One thing I've discovered is that until they play around with a new medium most kids use all kinds of paint the same way. Thick. Now here's the thing; once you master watercolors you can use them anyway you want. Go translucent, go opaque. Go to town. But the middle school kids needed to really understand what watercolor was about. Colors covering other colors or blending in or forming drips. Translucence. Cool unexpected things happening on your paper. And learning to control it as much or as little as you like.

Undersea Plant. Love the brushstrokes on the leaves!
I had them pick ocean scenes because I thought that would give them a limited palette to work with and because...well...it's an ocean scene? What's not to love? They looked at many photographs for inspiration.  They picked sea creatures and closeups of a plants.

Horseshoe Crab
I had them do a drawing on the watercolor paper in pencil before they started to paint. I encouraged them to experiment on scraps of watercolor paper but they wanted to dive right in. Fine, so long as they played around a little on the painting.

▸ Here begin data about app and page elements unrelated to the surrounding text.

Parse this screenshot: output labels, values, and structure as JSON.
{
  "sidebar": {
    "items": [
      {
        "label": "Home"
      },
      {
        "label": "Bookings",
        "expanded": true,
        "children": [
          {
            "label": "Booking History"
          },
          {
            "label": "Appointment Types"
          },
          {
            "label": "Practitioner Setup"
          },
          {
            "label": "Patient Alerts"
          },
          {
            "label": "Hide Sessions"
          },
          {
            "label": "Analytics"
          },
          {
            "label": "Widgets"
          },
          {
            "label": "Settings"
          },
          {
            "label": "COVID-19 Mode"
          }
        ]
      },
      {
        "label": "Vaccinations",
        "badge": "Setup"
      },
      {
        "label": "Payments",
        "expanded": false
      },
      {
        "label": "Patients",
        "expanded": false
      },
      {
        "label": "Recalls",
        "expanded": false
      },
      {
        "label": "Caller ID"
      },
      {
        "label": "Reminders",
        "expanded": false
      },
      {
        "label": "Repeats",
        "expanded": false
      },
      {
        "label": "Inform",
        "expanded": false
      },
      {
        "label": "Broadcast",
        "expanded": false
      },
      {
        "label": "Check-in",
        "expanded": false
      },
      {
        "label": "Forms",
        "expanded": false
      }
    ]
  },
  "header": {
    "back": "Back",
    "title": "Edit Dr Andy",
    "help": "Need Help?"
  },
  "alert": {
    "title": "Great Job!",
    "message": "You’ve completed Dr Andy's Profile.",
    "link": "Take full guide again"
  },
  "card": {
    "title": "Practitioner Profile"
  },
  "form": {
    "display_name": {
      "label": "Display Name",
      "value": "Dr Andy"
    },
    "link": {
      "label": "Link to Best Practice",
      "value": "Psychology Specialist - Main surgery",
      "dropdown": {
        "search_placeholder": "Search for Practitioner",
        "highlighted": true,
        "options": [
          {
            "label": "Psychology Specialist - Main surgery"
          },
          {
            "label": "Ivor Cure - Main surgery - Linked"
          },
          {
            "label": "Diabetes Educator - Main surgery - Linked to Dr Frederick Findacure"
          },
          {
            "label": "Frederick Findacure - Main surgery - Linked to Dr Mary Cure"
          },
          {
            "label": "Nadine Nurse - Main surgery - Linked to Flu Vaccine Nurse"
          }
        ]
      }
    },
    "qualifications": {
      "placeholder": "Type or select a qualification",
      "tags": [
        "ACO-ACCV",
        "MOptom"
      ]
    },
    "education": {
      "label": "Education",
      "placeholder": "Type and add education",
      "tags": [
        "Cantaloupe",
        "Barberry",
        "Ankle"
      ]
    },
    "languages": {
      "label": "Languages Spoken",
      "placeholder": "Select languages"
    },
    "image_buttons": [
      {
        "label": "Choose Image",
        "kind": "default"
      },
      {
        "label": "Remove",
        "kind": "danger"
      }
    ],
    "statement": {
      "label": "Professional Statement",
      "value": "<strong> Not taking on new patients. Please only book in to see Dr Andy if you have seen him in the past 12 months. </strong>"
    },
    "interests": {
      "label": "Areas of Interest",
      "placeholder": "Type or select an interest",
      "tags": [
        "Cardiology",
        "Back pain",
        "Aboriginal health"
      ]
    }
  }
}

It took a lot of convincing for them to realize they could leave areas unpainted, could lift color off once it was placed down. One student was really determined to paint over the pencil lines but I convinced her that the underpainting and the light coming through was what brought her piece to life.

Fabulous work, artists!

Lame Post (or THIS is your child's valentine's box???)

That's right. It's time for the LAMEST posting.
I have a cold.
I am tired.
And so rather than showcase my wonderful students' artwork I will instead attempt to inspire you with just my own lame craft.

Every year at least one of my 2 children has been asked to decorate a box for valentines day so that at school the other children could fill it with tiny purchased cards. I've purchased those cards myself. You know the kind--the cheap ones that rip a little when you try to separate them and then get stuffed into teeny envelopes that don't stay properly closed. Well, that's the route I usually go as well.

But now I'm an art teacher. I have to raise the bar. I have  a standard to uphold.

This year I decided we'd do it all by hand. Inspired by our new schnauzer we made schnauzer cards. We printed out photos of the dog and pasted them on red paper and cut them to the shape of his head. When recipient of card opened them they found a dog tongue holding a cheapo piece of chocolate. (You know, the waxy kind you get in bags this time of year at the pharmacy.) I would love to show you one but I we gave them all away. Although we did keep some of the cheapo chocolate...

We also made an excellent box to resemble our schnauzer.

Real Schnauzer. Do not confuse with dog box. Do not feed valentines cards.
 It was made out of a shoe box, and two smaller boxes. (I think one was from a pot pie.) We cut a hole in the top boxes so that you could "feed" your valentines into the dog's mouth.

Valentine's Box that is virtually identical to real dog. Can you tell the difference? NO!
Open mouth, insert cards.


That's right. My son's Valentines Box actually eates valentine cards. Pretty cool, huh? Apparently the class loved it.

Am I going to wrap this up with a clever or wise comment?

Heck no.  I'm taking 2 NyQuil and going to bed. Wake me when it's St. Patty's Day.